The First Four Years is a story unearthed after Laura's death. Obviously it is a first draft of a book she probably intended to write later - it is very short and the events are hasty and sketched-in without the wealth of detail Laura usually provides. However, the writing is still clearly her voice. It tells the story of the first four years of Laura and Almanzo's marriage: Laura agreed to give farming a try for four years. While her Pa had farmed, Laura had grown up more as a pioneer girl than as a farmer's daughter. She was reluctant to settle down on a farm, so she and Almanzo compromised on four years.

These four years have joy, but there is also sadness that hits Laura and Almanzo. Sad events had occurred before to Laura - her sister Mary went blind from illness. However, those events were not chronicled in a book. These sad events are, although briefly. Laura and Almanzo lose their second child, a son, as a baby; Laura and Almanzo get diphtheria; they go into debt; and their house burns down. But there are happy times too: sleigh rides, pony rides, the birth of their daughter Rose, the beautiful little house Almanzo builds for Laura.
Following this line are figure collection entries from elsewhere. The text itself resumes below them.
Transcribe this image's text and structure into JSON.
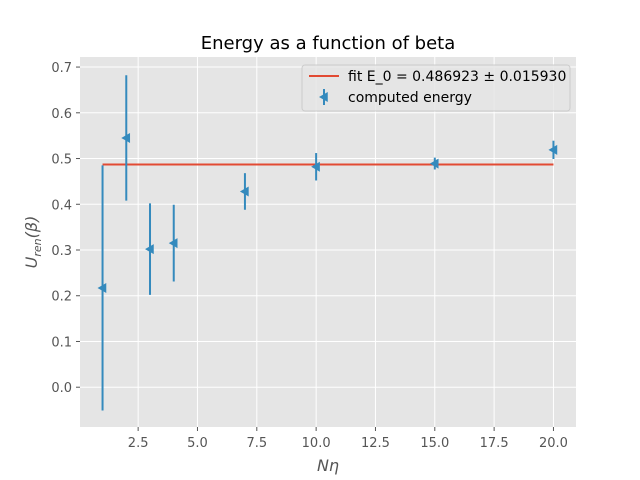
{
  "chart_data": {
    "type": "scatter",
    "title": "Energy as a function of beta",
    "xlabel_main": "N",
    "xlabel_greek": "η",
    "ylabel_main": "U",
    "ylabel_sub": "ren",
    "ylabel_arg": "(β)",
    "xlim": [
      0.05,
      20.95
    ],
    "ylim": [
      -0.087,
      0.722
    ],
    "xticks": [
      "2.5",
      "5.0",
      "7.5",
      "10.0",
      "12.5",
      "15.0",
      "17.5",
      "20.0"
    ],
    "xtick_values": [
      2.5,
      5.0,
      7.5,
      10.0,
      12.5,
      15.0,
      17.5,
      20.0
    ],
    "yticks": [
      "0.0",
      "0.1",
      "0.2",
      "0.3",
      "0.4",
      "0.5",
      "0.6",
      "0.7"
    ],
    "ytick_values": [
      0.0,
      0.1,
      0.2,
      0.3,
      0.4,
      0.5,
      0.6,
      0.7
    ],
    "grid": true,
    "legend_position": "top-right",
    "series": [
      {
        "name": "fit E_0 = 0.486923 ± 0.015930",
        "kind": "line",
        "color": "#e24a33",
        "x": [
          1,
          20
        ],
        "y": [
          0.486923,
          0.486923
        ]
      },
      {
        "name": "computed energy",
        "kind": "errorbar",
        "marker": "triangle-left",
        "color": "#348abd",
        "x": [
          1,
          2,
          3,
          4,
          7,
          10,
          15,
          20
        ],
        "y": [
          0.217,
          0.545,
          0.302,
          0.315,
          0.428,
          0.482,
          0.489,
          0.519
        ],
        "yerr": [
          0.268,
          0.137,
          0.1,
          0.084,
          0.04,
          0.03,
          0.013,
          0.02
        ]
      }
    ]
  },
  "colors": {
    "plot_background": "#e5e5e5",
    "grid": "#ffffff"
  }
}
While Laura's earlier books may have glossed over some of the tragedies and heartbreak the family suffered, this book meets it head on. Not everything is rosy for the pioneer family, and farming is difficult and hard with the farmer completely at the mercy of the elements. It would have been nice if Laura could have finished this book in her usual style, but the spare prose only serves to emphasize the hardships the family suffered. This is a darker book than the other "Little House" books.

The next book On the Way Home, details further travels of Laura and Almanzo. Their attempt to make a go of it as farmers in South Dakota failed. They then moved to Florida, hoping that the climate would be better for Almanzo. However, Florida failed them too and they moved back to South Dakota. This is where the story picks up.
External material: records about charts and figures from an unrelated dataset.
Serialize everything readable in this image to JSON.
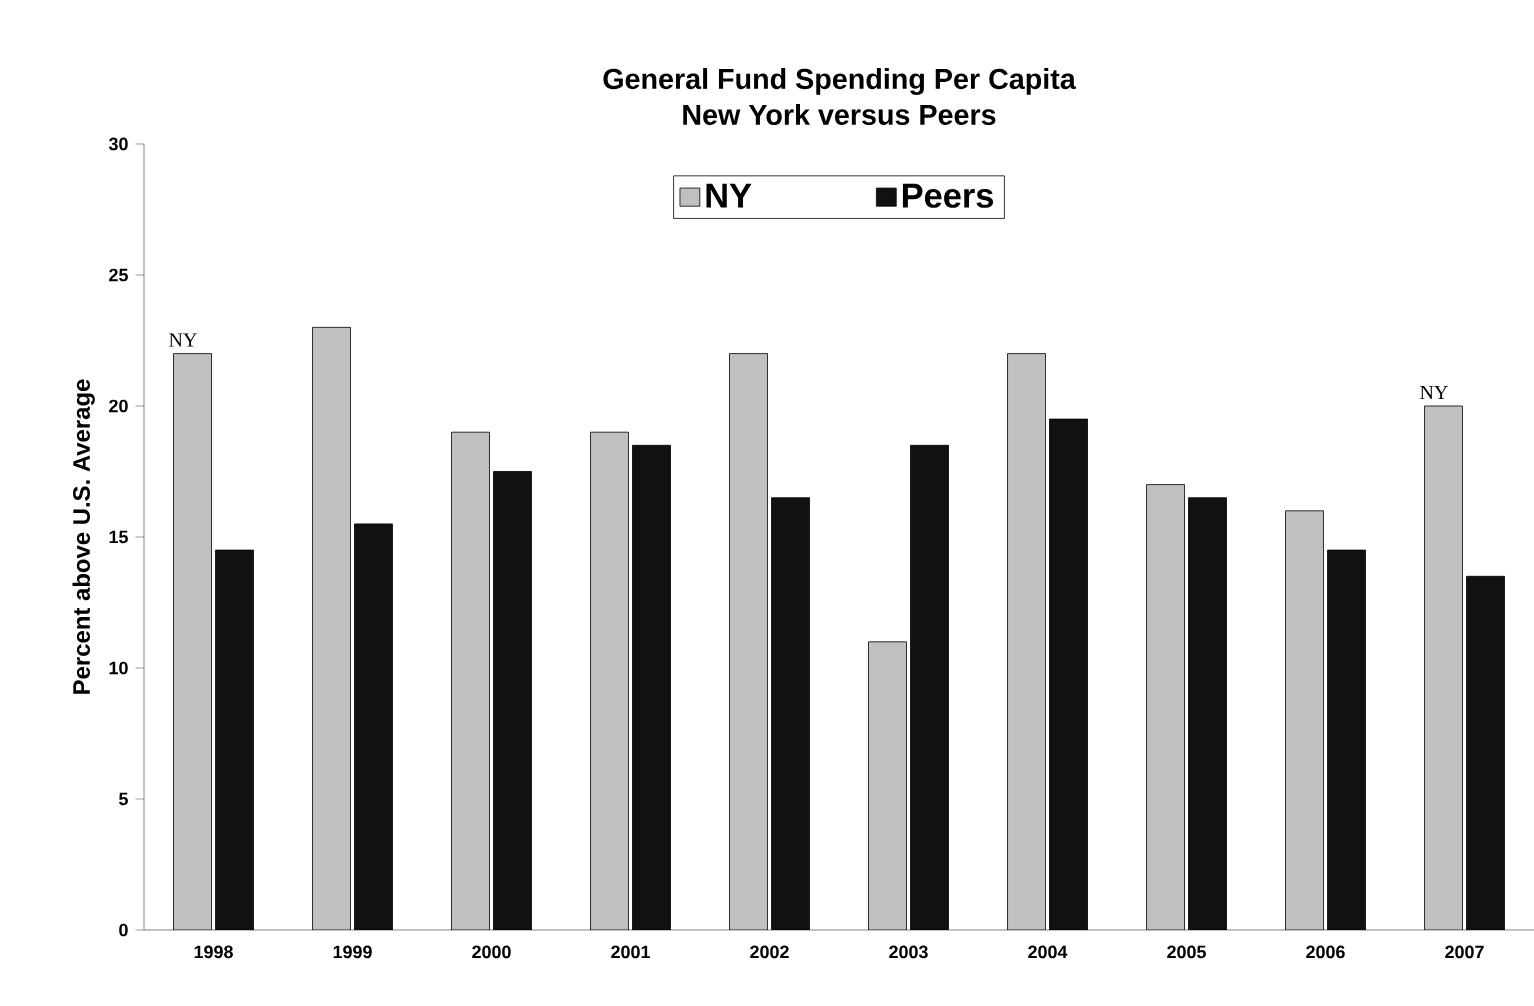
{
  "chart_data": {
    "type": "bar",
    "title": "General Fund Spending Per Capita",
    "subtitle": "New York versus Peers",
    "ylabel": "Percent above U.S. Average",
    "categories": [
      "1998",
      "1999",
      "2000",
      "2001",
      "2002",
      "2003",
      "2004",
      "2005",
      "2006",
      "2007"
    ],
    "series": [
      {
        "name": "NY",
        "color": "#c0c0c0",
        "values": [
          22,
          23,
          19,
          19,
          22,
          11,
          22,
          17,
          16,
          20
        ]
      },
      {
        "name": "Peers",
        "color": "#111111",
        "values": [
          14.5,
          15.5,
          17.5,
          18.5,
          16.5,
          18.5,
          19.5,
          16.5,
          14.5,
          13.5
        ]
      }
    ],
    "ylim": [
      0,
      30
    ],
    "yticks": [
      0,
      5,
      10,
      15,
      20,
      25,
      30
    ],
    "legend": "top",
    "annotations": [
      {
        "text": "NY",
        "x": "1998",
        "y": 22
      },
      {
        "text": "NY",
        "x": "2007",
        "y": 20
      }
    ]
  }
}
Laura and Almanzo have decided to move to Mansfield, Missouri - the Ozarks, the Land of the Big Red Apple. It is 1894, but the family is moving by a familiar mode of transport - the covered wagon. A more modernized version than the one Laura traveled in a child, but a covered wagon nonetheless. Laura kept a diary of their trip and her diary entries form the majority of the book. A brief introduction is provided by Laura's daughter Rose, who was 8 at the time of the move. It is interesting to hear her recollections of her childhood with the mother we all know so well. Rose grew up to be a famous writer of her own and her introduction is filled with wit and charm. Mansfield would end up being Laura's home for the rest of her life. Finally, she and Almanzo had found a place where they could settle.

The last book in the series, West from Home, details further travels by Laura. The year is 1915 and the Panama-Pacific International Exposition has come to San Francisco. So too has Laura's daughter Rose with her husband Gillette Lane. They work as writers for papers and magazines. Rose invites Laura to come out for a visit to see the Exhibition. She does, and the book is a collection of the letters she wrote home to Almanzo. Just as Laura was her sister Mary's eyes as a girl, so to for the exhibition was she Almanzo's eyes. It is interesting to get a glimpse of San Fransisco - a young, eager city - and the spectacular exhibition through Laura's eyes. We also get a glimpse of her relationship with Almanzo and her love of their farm, Rocky Ridge, at home in Missouri.

With that story, Laura's journey is complete. We have followed her travels from a little log cabin in Wisconsin to a final train journey out to San Francisco. She had literally traveled across the entire North American continent - and mostly prior to the use of cars or trains. Her stories provide us a window on a vanished world whether happy - in the "Little House" series, or sad, in The First Four Years. These books are an excellent resource for anyone who wants to know what it was like in the "olden days."